Perhaps the high rollers are sleeping less, but other studies have come to different conclusions. A 2025 Sleep Report from Ikea found that when you look at sleep quality, higher income earners are sleeping approximately eight to 10 per cent better when asked how well they slept, and whether they are feeling rested. “Even though sleep is free and available to all, good sleep is a luxury,” their survey stated.
Whatever your job is, the free weekend hour we received was likely welcomed. The most well-rested offices today might then be those in legal, finance and engineering — three fields where the average night of sleep was at least 44 minutes shorter than the average, Amerisleep’s report found. Lawyers were particularly bad at catching up on weekends. While architects and engineers manage to catch up on the weekends and vacations, getting just 10 minutes less than the weekend average, lawyers miss the weekend mark by a full 20 minutes,” the report found.
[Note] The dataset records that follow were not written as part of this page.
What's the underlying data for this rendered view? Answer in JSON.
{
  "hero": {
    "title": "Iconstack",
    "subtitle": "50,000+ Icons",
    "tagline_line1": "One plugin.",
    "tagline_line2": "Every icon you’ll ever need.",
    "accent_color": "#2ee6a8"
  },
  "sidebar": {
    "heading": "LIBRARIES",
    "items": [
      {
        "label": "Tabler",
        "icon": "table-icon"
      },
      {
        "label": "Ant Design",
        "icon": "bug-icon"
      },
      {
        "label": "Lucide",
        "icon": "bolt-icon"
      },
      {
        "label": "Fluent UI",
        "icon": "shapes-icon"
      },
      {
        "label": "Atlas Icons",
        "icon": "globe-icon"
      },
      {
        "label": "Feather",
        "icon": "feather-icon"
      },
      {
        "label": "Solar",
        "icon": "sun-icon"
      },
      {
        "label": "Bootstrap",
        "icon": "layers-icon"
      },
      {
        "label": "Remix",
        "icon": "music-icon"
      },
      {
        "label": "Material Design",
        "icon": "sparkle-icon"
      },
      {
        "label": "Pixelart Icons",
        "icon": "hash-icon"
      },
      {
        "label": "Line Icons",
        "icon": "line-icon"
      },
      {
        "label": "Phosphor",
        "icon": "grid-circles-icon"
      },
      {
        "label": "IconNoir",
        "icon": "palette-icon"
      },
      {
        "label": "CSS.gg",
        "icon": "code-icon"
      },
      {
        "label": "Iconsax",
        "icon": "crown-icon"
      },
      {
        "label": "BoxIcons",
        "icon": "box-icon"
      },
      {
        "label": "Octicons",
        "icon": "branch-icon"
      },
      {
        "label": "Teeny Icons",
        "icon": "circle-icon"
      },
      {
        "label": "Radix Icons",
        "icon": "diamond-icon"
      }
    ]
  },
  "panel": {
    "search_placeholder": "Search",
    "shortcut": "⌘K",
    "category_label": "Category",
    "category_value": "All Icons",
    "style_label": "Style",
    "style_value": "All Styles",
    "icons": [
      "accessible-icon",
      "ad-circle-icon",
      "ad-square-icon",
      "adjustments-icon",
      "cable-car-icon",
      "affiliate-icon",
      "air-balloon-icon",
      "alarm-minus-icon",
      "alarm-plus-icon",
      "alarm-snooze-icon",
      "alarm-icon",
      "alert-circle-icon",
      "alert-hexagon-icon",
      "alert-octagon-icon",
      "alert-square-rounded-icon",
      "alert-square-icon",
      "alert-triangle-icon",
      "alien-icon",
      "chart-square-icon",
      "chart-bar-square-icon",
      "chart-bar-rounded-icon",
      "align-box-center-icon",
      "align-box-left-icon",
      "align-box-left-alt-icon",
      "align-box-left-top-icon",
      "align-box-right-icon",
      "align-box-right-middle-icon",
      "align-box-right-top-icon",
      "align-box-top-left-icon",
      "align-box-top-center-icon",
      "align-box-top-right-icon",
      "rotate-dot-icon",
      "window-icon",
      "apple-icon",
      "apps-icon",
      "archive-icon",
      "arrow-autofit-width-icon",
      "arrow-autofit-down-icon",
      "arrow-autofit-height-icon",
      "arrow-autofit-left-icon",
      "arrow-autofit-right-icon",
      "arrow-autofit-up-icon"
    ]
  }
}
“It shows that getting enough quality sleep is an issue for everyone, regardless of salary,” said Amerisleep report writer Stacy Liman. “Given that we already know how more pressure at work means lower-quality sleep, it seems that these high-paying professions are particularly stressful. Everybody can benefit from striking a better balance between their personal life and their job — and that often starts with improving their quality and quantity of sleep.”